I have a bunch of dataframes that contain individual-level person data for complex survey weight adjusted survey data at a state level. Say one for each state:
df_1, df_2, ..., df_50
I have a function, calc_wt(data,age_min,age_max)
that takes an individual dataframe (like df_1), a minimum age, a maximum age and returns unweighted count and weighted means/SEs of the individual level data in that data.frame, when the dataset is subset to those within the minimum age and maximum age range.
What I want for each minimum and maximum age range is a results dataframe, where each row is equal to the aggregated data returned from calc_wt()
of df_1, df_2, ..., df_50
.
so I want something like:
rbind(calc_wt(df_1,age_min = 18, age_max = 84),
calc_wt(df_2,age_min = 18, age_max = 84),
....,
calc_wt(df_50,age_min = 18, age_max = 84))
But is there a way to do it without specifying each input dataframe exactly?

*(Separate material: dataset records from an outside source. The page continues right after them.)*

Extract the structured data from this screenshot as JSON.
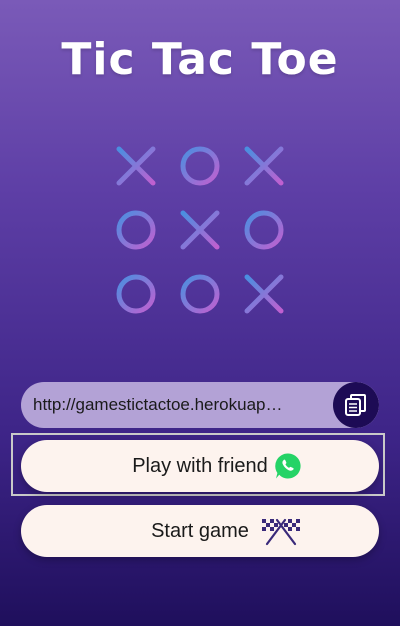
{
  "app": {
    "title": "Tic Tac Toe"
  },
  "board": {
    "cells": [
      "X",
      "O",
      "X",
      "O",
      "X",
      "O",
      "O",
      "O",
      "X"
    ]
  },
  "share": {
    "url_text": "http://gamestictactoe.herokuap…",
    "copy_icon": "copy-icon"
  },
  "buttons": {
    "play_with_friend_label": "Play with friend",
    "play_with_friend_icon": "whatsapp-icon",
    "start_game_label": "Start game",
    "start_game_icon": "racing-flags-icon"
  },
  "colors": {
    "whatsapp_green": "#25d366",
    "grid_gradient_start": "#4a8fe0",
    "grid_gradient_end": "#c060d0",
    "button_bg": "#fdf3ee"
  }
}
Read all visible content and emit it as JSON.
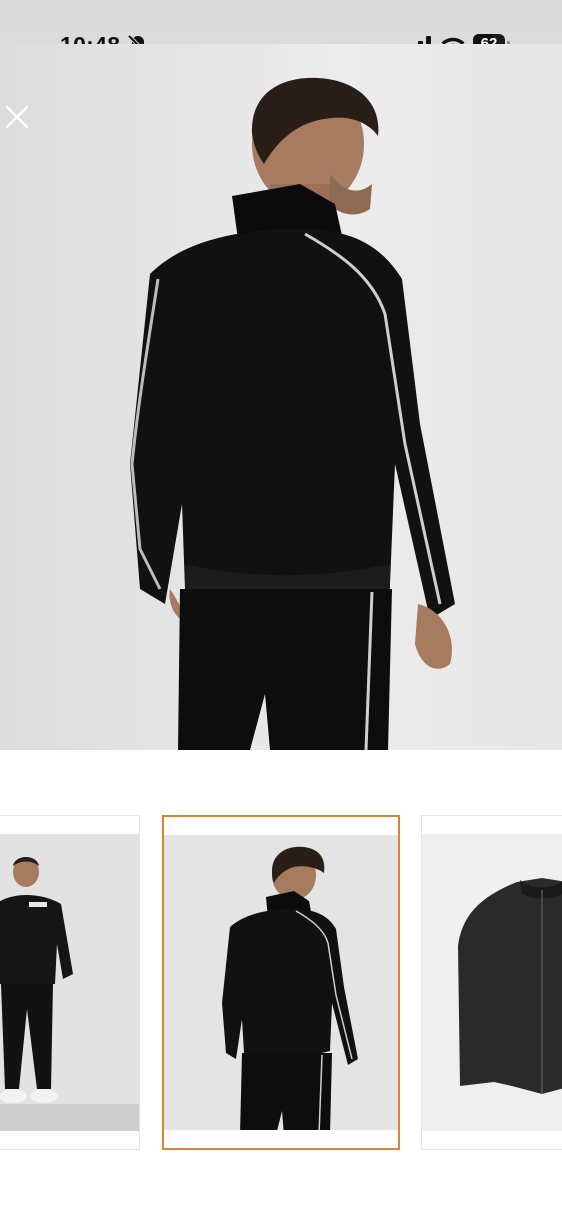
{
  "status_bar": {
    "time": "10:48",
    "battery_level": "62",
    "icons": [
      "bell-off-icon",
      "cellular-signal-icon",
      "wifi-icon",
      "battery-icon"
    ]
  },
  "viewer": {
    "close_icon": "close-icon",
    "main_image": "model-back-view-black-track-jacket",
    "thumbnails": [
      {
        "image": "model-front-view-full-tracksuit",
        "selected": false
      },
      {
        "image": "model-back-view-black-track-jacket",
        "selected": true
      },
      {
        "image": "black-zip-jacket-product-shot",
        "selected": false
      }
    ],
    "accent_color": "#d4863a"
  }
}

Maybe something like purrr?
In base R: mget()
+ lapply()
+ do.call("rbind", ...)
df_list <- mget(ls(pattern="^df_[0-9]+$"))
cw_list <- lapply(df_list, calc_wt, age_min = 18, age_max = 84)
result <- do.call("rbind", cw_list)
You can do this in tidyverse too once you've got df_list()
with map()
+ list_rbind()
(or map_dfr()
, which I prefer but which tidyverse reports as being superseded ...)
It would be more robust to go upstream and get your df_*
objects as a list in the first place, rather than cluttering your workspace with them and then using mget()
to retrieve them (e.g. use map()
or lapply()
with read_csv()
(or whatever) and a character vector of file names ...)